One of the real joys of coaching is the way that it creates a safe space for a leader to really explore their longer-term direction. Often we hear that people don’t feel they have time right now to step away from the day job for an hour or ninety minutes.

‘Maybe when it’s calmer,’ they say.

But the truth is that, without taking the time to step back and assess exactly what your priorities are, it’s much less likely that that calmer time is ever going to arrive. And every coach will have had the experience of a client arriving flustered and overwrought by all the current anxieties.

‘I’m not sure I’ll be able to stay for the whole session,’ they tell you.

But, invariably, when they leave – at the normal, agreed end time – less anxious and clearer about what they need to do to get on top of things, they’re certain that the session was time well spent.

The truth of the matter is one we all know well – that it’s a hugely unpleasant feeling to be so crushed under the weight of all the stuff you need to do that you can’t even sort out what is the priority to get done. Often if you reach that state it can be very difficult to stop yourself from doing-doing-doing and to make space for a proper assessment and prioritisation. This is exactly where external help and specific time assigned to thinking more broadly can be very useful.

Regardless of whether you have a coach or not, if you find yourself in this sort of situation why not think about whether it might help to spend even just ten minutes really thinking hard about your priorities. Maybe write a list of all the things you think you have to do. Then mark each as: Essential; Nice to Have; Unnecessary. You’ll be surprised at how much can go in those last two categories.
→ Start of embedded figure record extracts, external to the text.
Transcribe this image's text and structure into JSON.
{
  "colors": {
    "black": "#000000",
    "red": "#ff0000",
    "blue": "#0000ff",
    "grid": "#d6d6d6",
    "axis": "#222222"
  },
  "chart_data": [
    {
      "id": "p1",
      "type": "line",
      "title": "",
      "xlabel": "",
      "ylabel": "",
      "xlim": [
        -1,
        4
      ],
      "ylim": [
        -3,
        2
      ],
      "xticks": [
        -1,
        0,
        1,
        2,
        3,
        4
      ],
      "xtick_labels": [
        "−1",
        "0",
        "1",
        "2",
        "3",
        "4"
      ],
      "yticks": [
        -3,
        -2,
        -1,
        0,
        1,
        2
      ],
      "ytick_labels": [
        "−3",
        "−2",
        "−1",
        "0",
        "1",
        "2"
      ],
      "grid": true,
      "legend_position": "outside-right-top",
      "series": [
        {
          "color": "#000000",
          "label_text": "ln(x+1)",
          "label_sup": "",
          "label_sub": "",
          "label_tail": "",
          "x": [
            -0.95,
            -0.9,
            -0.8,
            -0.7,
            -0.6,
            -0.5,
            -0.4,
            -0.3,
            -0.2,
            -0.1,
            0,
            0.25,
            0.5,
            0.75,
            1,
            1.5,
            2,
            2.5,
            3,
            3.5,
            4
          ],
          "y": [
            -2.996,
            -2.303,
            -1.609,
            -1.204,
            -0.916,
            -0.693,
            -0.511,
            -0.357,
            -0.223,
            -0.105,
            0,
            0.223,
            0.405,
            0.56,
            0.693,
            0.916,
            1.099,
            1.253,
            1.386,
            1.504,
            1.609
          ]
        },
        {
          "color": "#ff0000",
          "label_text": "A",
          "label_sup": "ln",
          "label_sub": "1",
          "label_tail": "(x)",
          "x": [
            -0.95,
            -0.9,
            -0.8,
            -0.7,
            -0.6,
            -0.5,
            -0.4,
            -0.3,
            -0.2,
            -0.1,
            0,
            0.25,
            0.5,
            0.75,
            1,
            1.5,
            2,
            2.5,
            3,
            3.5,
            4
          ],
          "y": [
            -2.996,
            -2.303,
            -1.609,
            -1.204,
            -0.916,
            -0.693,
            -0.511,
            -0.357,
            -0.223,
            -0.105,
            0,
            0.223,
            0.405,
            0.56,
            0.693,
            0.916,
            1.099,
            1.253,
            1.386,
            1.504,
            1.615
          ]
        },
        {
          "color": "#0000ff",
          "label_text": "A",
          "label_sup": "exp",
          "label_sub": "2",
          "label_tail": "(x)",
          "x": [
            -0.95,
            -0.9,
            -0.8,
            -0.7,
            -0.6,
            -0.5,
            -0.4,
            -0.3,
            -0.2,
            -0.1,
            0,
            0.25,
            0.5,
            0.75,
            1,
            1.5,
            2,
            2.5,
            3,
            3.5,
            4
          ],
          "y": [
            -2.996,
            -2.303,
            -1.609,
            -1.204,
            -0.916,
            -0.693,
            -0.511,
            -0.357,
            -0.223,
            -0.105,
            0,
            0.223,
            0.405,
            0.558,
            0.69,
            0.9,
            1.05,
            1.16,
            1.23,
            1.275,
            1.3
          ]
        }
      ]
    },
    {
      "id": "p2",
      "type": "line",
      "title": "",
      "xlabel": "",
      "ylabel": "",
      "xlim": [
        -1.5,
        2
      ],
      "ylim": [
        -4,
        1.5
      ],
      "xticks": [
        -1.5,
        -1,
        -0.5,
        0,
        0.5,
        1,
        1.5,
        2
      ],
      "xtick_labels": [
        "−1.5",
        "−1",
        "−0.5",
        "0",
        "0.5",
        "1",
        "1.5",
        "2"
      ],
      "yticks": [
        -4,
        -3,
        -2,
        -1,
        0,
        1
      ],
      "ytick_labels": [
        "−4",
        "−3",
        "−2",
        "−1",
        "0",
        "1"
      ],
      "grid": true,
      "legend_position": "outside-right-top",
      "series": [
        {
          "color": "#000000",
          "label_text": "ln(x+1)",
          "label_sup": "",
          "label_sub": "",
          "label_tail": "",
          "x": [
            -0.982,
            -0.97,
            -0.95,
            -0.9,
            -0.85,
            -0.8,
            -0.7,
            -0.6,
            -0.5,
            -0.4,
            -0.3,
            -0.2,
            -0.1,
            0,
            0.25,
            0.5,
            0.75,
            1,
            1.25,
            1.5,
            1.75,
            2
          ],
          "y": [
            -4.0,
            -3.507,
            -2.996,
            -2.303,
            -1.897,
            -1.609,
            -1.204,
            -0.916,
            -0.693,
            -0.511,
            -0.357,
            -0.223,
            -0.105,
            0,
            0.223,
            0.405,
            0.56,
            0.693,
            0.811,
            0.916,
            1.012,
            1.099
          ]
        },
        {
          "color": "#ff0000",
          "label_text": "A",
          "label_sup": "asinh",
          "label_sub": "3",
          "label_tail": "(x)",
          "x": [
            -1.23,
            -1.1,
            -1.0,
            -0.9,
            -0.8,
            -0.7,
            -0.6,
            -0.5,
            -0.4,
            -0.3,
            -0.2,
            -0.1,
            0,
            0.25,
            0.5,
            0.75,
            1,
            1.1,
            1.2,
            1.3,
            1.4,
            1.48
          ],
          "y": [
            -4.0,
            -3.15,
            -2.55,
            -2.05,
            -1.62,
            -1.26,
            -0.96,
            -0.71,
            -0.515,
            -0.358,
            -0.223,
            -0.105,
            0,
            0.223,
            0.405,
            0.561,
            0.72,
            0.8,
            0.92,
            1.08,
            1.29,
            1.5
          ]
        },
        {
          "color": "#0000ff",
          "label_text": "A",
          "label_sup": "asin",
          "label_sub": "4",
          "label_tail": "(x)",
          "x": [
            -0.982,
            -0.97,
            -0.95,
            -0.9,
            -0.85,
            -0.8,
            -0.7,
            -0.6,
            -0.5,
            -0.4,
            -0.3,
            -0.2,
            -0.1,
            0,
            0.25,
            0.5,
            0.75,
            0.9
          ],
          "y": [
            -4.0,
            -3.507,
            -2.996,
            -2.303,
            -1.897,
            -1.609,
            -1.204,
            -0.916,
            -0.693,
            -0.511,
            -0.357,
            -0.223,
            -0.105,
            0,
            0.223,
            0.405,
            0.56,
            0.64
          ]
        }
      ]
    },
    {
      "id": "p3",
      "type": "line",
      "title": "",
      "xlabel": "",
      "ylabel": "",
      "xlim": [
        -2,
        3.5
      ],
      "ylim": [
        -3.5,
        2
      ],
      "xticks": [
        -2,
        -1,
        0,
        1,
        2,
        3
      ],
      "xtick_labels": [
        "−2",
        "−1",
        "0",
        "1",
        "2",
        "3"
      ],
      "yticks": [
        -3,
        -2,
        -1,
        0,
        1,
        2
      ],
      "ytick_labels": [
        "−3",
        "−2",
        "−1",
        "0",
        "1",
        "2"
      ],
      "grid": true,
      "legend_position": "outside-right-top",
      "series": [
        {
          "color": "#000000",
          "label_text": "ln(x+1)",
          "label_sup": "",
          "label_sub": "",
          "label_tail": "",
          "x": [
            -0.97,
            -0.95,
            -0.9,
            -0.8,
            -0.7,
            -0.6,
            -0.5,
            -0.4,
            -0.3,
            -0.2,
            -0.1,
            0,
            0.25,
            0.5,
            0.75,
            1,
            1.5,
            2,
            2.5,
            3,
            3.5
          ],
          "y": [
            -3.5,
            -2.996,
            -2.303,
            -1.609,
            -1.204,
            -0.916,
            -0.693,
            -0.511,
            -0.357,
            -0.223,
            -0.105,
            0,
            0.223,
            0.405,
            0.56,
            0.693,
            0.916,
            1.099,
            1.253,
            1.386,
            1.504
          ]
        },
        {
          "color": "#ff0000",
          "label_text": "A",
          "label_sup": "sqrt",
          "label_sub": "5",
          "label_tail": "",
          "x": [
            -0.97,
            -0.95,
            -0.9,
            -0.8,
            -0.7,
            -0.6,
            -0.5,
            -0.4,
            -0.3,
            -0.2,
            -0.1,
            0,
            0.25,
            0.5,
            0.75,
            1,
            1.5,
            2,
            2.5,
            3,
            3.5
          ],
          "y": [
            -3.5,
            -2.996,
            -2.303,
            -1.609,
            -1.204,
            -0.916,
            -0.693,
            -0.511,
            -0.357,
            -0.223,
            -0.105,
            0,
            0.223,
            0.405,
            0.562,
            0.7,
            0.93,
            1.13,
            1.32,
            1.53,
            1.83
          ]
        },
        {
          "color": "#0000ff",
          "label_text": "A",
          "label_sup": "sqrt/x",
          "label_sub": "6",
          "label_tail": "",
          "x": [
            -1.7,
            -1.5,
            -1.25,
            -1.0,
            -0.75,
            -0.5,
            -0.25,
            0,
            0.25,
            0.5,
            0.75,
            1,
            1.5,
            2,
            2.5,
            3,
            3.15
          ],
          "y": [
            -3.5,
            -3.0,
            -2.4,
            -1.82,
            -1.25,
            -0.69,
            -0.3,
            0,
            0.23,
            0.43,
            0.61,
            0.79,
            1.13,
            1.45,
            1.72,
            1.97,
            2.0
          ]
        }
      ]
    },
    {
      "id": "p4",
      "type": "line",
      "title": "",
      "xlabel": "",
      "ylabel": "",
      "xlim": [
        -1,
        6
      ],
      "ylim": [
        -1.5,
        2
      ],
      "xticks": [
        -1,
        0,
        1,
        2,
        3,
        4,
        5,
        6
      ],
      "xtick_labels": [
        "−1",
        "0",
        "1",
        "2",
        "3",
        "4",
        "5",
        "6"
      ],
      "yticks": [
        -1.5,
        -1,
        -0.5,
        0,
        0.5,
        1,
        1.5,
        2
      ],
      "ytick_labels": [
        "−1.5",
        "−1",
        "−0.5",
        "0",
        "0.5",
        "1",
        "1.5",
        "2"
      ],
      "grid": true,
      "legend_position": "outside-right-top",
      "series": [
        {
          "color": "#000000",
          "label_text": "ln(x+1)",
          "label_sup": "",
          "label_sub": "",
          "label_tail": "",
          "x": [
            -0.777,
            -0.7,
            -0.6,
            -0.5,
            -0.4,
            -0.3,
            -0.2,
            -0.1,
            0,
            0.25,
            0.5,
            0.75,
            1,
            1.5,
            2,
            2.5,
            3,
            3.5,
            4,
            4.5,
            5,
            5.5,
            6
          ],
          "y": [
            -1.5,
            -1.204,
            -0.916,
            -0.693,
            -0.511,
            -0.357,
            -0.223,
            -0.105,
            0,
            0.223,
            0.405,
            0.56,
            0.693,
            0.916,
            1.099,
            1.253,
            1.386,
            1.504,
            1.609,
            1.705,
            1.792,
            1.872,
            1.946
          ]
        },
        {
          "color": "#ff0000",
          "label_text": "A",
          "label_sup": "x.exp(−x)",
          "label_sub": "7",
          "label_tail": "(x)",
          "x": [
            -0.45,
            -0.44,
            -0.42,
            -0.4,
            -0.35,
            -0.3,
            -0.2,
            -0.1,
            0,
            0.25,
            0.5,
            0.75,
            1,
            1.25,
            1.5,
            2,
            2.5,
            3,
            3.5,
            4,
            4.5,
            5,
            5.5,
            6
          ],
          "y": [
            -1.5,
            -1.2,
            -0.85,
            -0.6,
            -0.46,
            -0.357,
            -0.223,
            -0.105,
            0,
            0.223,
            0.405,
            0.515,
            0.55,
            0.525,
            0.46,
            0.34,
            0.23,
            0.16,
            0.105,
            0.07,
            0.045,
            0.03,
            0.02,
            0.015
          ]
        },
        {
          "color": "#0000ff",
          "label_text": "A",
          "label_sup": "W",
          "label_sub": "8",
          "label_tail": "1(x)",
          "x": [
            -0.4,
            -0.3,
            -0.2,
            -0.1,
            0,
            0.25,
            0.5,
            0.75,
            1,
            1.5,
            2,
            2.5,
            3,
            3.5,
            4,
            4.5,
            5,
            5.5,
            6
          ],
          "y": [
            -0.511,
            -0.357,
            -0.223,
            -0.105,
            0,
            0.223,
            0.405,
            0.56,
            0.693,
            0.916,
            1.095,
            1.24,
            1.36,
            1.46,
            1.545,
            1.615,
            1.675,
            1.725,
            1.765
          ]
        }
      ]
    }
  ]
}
Don’t stop here, though: of those that need to be done, mark which you need to do yourself, or which you could get someone else to do. Either by delegating to your team (or even upwards!) or by hiring someone external to do it. Of course, getting a third-party to do something you might want control over can be hard – and it’s real money out the door – but ask if it is really worth holding up the critical activities, which may well be delaying revenue, because you want it just so, or are resistant to spending money on it.

Creating time and space to consider the bigger picture is one of the true privileges of being a coach – and people are always glad of it!